What a great testimonial is and isn’t
I enjoyed listening to “Epic Content Marketing: How to Tell a Different Story, Break through the Clutter, and Win More Customers by Marketing Less”. Given what I do, my ears perked up when author Joe Pulizzi provided, in my opinion, a pretty good definition for Testimonials. He writes “A testimonial is, figuratively speaking, a quote from the horses, that is the customers, mouth. Boasting is unseemly when we do it ourselves, but when praise comes from a trustworthy source, a client or customer, it acquires a credibility that helps overcome skepticism and purchasing hesitation.”
Unfortunately, like many do-it-yourself books, I think he oversimplifies the content creation process, making it seem easier than the production of something of quality is. Its misleading. He also doesn’t make a distinction between the huge difference in effectiveness that exists between the two types of testimonials: text vs video.
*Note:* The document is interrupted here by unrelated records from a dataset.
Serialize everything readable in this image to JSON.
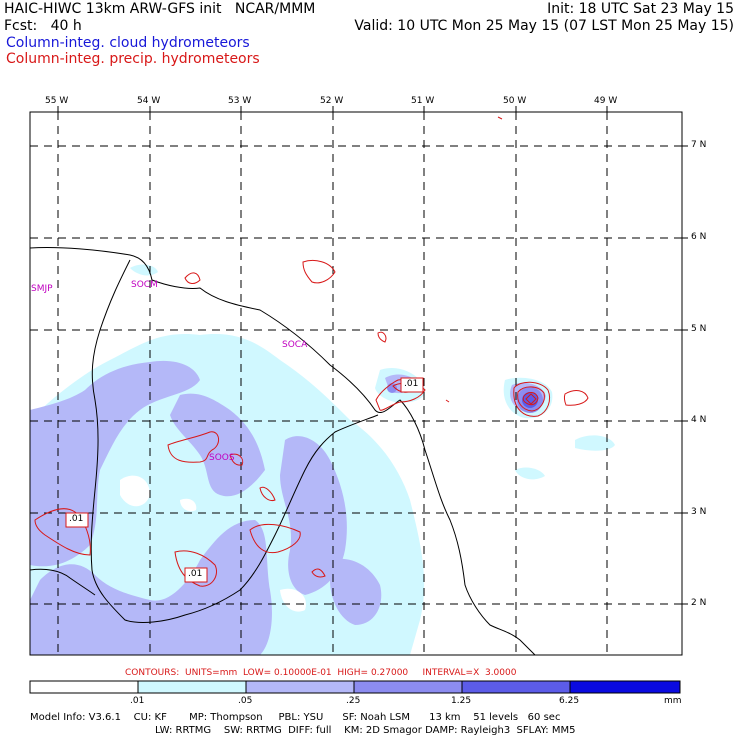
{
  "header": {
    "line1_left": "HAIC-HIWC 13km ARW-GFS init   NCAR/MMM",
    "line1_right": "Init: 18 UTC Sat 23 May 15",
    "line2_left": "Fcst:   40 h",
    "line2_right": "Valid: 10 UTC Mon 25 May 15 (07 LST Mon 25 May 15)",
    "field1": "Column-integ. cloud hydrometeors",
    "field2": "Column-integ. precip. hydrometeors"
  },
  "axes": {
    "lon_labels": [
      "55 W",
      "54 W",
      "53 W",
      "52 W",
      "51 W",
      "50 W",
      "49 W"
    ],
    "lat_labels": [
      "7 N",
      "6 N",
      "5 N",
      "4 N",
      "3 N",
      "2 N"
    ]
  },
  "places": [
    "SMJP",
    "SOCM",
    "SOCA",
    "SOOS"
  ],
  "contour_labels": [
    ".01",
    ".01",
    ".01"
  ],
  "contour_info": "CONTOURS:  UNITS=mm  LOW= 0.10000E-01  HIGH= 0.27000     INTERVAL=X  3.0000",
  "colorbar": {
    "ticks": [
      ".01",
      ".05",
      ".25",
      "1.25",
      "6.25"
    ],
    "unit": "mm",
    "colors": [
      "#ffffff",
      "#d0f8ff",
      "#b4b8f8",
      "#8c8cf0",
      "#5c5ce8",
      "#3030e0",
      "#0a0ae0"
    ]
  },
  "model_info": {
    "line1": "Model Info: V3.6.1    CU: KF       MP: Thompson     PBL: YSU      SF: Noah LSM      13 km    51 levels   60 sec",
    "line2": "LW: RRTMG    SW: RRTMG  DIFF: full    KM: 2D Smagor DAMP: Rayleigh3  SFLAY: MM5"
  },
  "colors": {
    "cloud_line": "#1818d8",
    "precip_line": "#d81818",
    "label_magenta": "#c000c0"
  }
}
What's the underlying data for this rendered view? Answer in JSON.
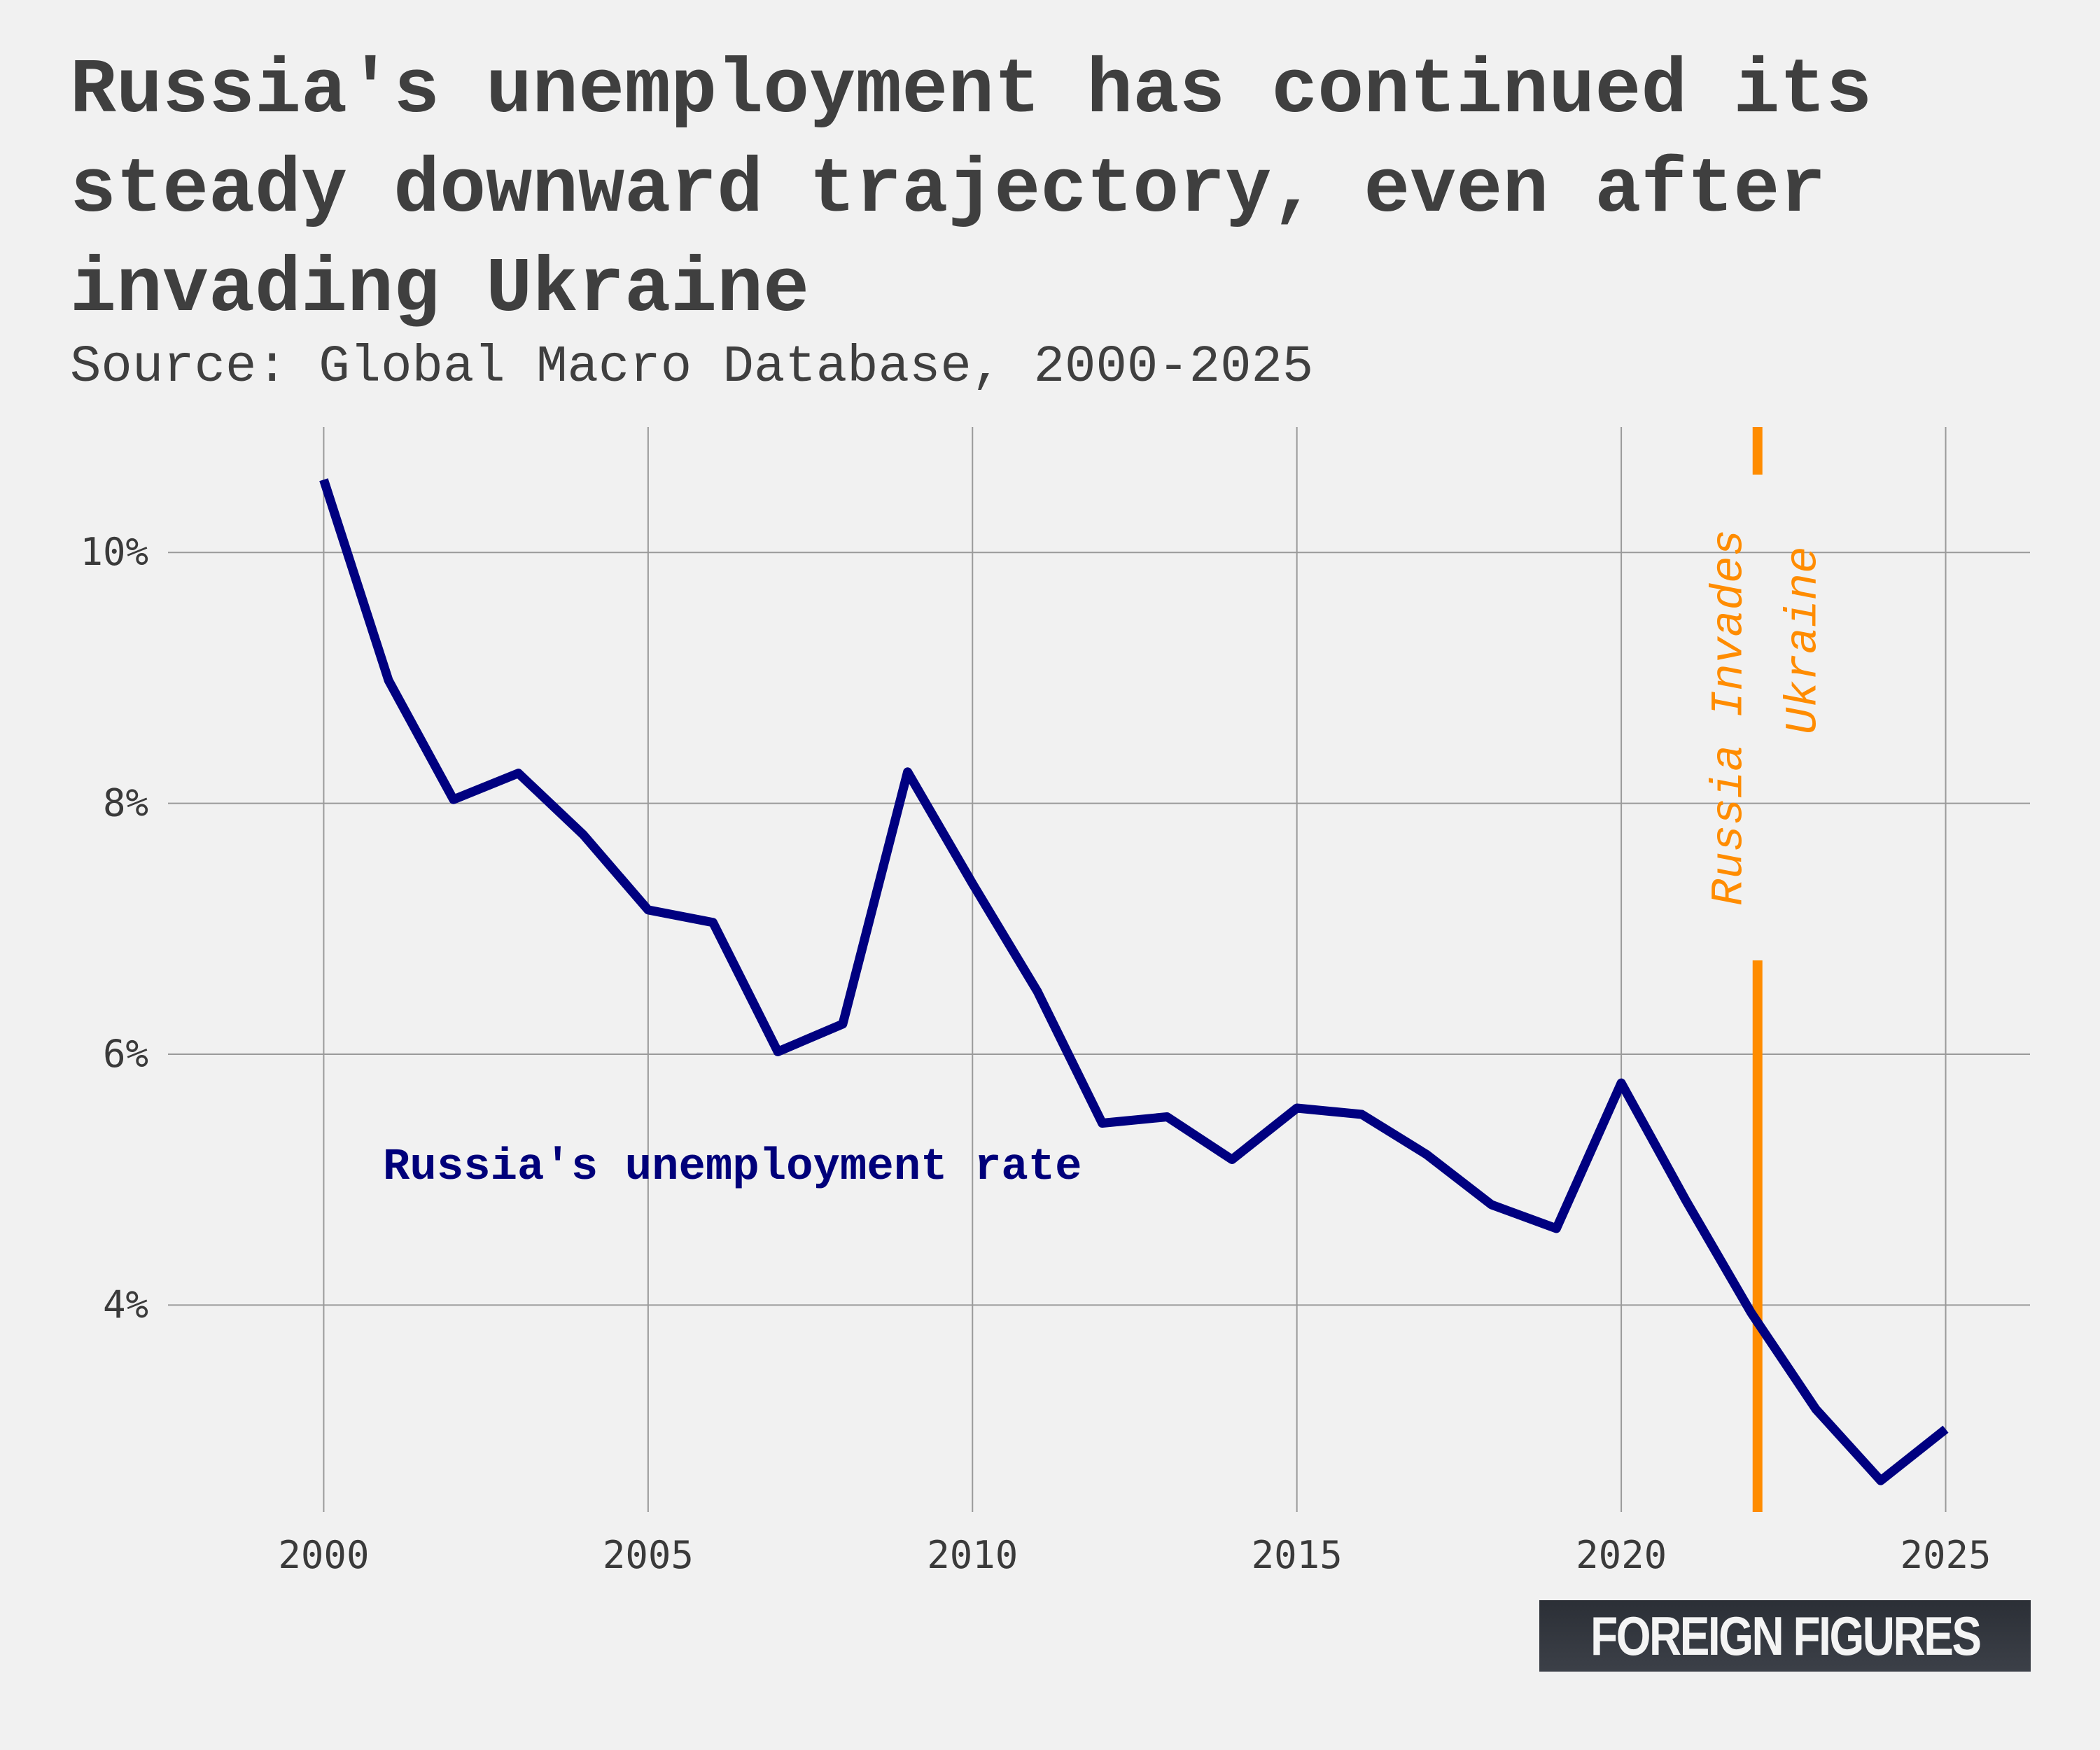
{
  "title": "Russia's unemployment has continued its steady downward trajectory, even after invading Ukraine",
  "subtitle": "Source: Global Macro Database, 2000-2025",
  "logo_text": "FOREIGN FIGURES",
  "colors": {
    "series": "#000080",
    "event": "#ff8c00",
    "grid": "#9a9a9a",
    "background": "#f1f1f1"
  },
  "chart_data": {
    "type": "line",
    "title": "Russia's unemployment has continued its steady downward trajectory, even after invading Ukraine",
    "xlabel": "",
    "ylabel": "",
    "xlim": [
      1997.6,
      2026.3
    ],
    "ylim": [
      2.35,
      11.0
    ],
    "x_ticks": [
      2000,
      2005,
      2010,
      2015,
      2020,
      2025
    ],
    "y_ticks": [
      4,
      6,
      8,
      10
    ],
    "y_tick_labels": [
      "4%",
      "6%",
      "8%",
      "10%"
    ],
    "grid": true,
    "legend": "none",
    "series": [
      {
        "name": "Russia's unemployment rate",
        "x": [
          2000,
          2001,
          2002,
          2003,
          2004,
          2005,
          2006,
          2007,
          2008,
          2009,
          2010,
          2011,
          2012,
          2013,
          2014,
          2015,
          2016,
          2017,
          2018,
          2019,
          2020,
          2021,
          2022,
          2023,
          2024,
          2025
        ],
        "values": [
          10.58,
          8.98,
          8.03,
          8.24,
          7.75,
          7.15,
          7.05,
          6.02,
          6.24,
          8.25,
          7.36,
          6.5,
          5.45,
          5.5,
          5.16,
          5.57,
          5.52,
          5.2,
          4.8,
          4.61,
          5.77,
          4.83,
          3.94,
          3.17,
          2.6,
          3.01
        ]
      }
    ],
    "annotations": [
      {
        "type": "vline",
        "x": 2022.1,
        "label_line1": "Russia Invades",
        "label_line2": "Ukraine"
      }
    ]
  }
}
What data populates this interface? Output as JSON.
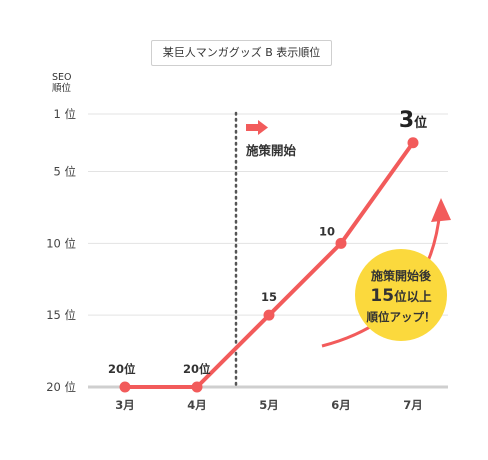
{
  "chart_data": {
    "type": "line",
    "title": "某巨人マンガグッズ B 表示順位",
    "ylabel": [
      "SEO",
      "順位"
    ],
    "categories": [
      "3月",
      "4月",
      "5月",
      "6月",
      "7月"
    ],
    "series": [
      {
        "values": [
          20,
          20,
          15,
          10,
          3
        ]
      }
    ],
    "y_ticks": [
      1,
      5,
      10,
      15,
      20
    ],
    "y_tick_labels": [
      "1 位",
      "5 位",
      "10 位",
      "15 位",
      "20 位"
    ],
    "ylim": [
      1,
      20
    ],
    "y_inverted": true,
    "grid": true,
    "data_labels": [
      "20位",
      "20位",
      "15",
      "10",
      "3"
    ],
    "best_label_unit": "位",
    "annotations": {
      "start_marker": "施策開始",
      "callout": {
        "line1": "施策開始後",
        "line2_number": "15",
        "line2_text": "位以上",
        "line3": "順位アップ！"
      }
    },
    "colors": {
      "line": "#f25b5b",
      "grid": "#e3e3e3",
      "callout": "#fbd93d",
      "axis": "#cfcfcf"
    }
  }
}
You could argue that something is better than nothing. And I would agree. If you can’t capture a video testimonial, properly, use text. I would also agree when he suggests using the RECOMMENDATION feature on LinkedIn. Just because words of praise appear on a web site, doesn’t make them real. Given the professional nature of LinkedIn and the fact that a Recommendation is tied to the person that gave it, it seems like it would be less susceptible to tampering or tom foolery. And LinkedIn gives a prospect a very easy way to message a client and ask about the actual experience.
I am surprised that he didn’t refer the power of video testimonials. Video, done properly, not only captures emotion that text can’t, it can share that emotion (enthusiasm, excitement, satisfaction) for the rest of time. I call it the power of a personal appearance 24/7.
But what’s properly? The power is only present if the testimonial is authentic. And what is authentic? Dictionary.com says “representing one’s true nature or beliefs; true to oneself or to the person identified”. It is not delivering something prepared or from a teleprompter. There is an epidemic of this approach. Do companies really believe that prospects can’t tell? Seriously, if your client can’t talk about the experience you provided from memory, how memorable was it?
And authenticity also means that the person talking has to be comfortable and relaxed. There’s a joke that goes: “What’s the quickest way to shut someone up? Put a video camera in their face.” Great video needs a great interviewer to enable the person on camera to confidently talk from the heart about their experience with you. A great interviewer knows the backstory. A great interviewer has done the research to know the problem the client was facing, the solution that was provided and the outcome of applying the solution as well as the business owner themselves. With this knowledge, they can be CONVERSATIONAL.
Don’t think the person being interviewed can tell if you’ve done your homework? You’d be wrong. I like to reference Brian Linehan, who was the host of City Lights on CityTV in Toronto, who regularly shocked his guests with the questions he would ask. Not the asinine, skeleton in the closest questions of today’s tabloid journalism. He would regularly drop the jaw of a guest who, aghast and agaw, would say “HOW DID YOU KNOW THAT!?!?! I’d LOVE to tell you about that!”. And that, next to active listening, is the secret to the magic in a great interview.
Simply asking someone whether they were satisfied does not a great interview make. And certainly not one that the majority of internet surfers with attention spans of less than a goldfish (this is a fact: < 8 sec) will make the time to watch and be affected by. If you don’t leave your audience wanting a similar experience, there’s no point in doing it.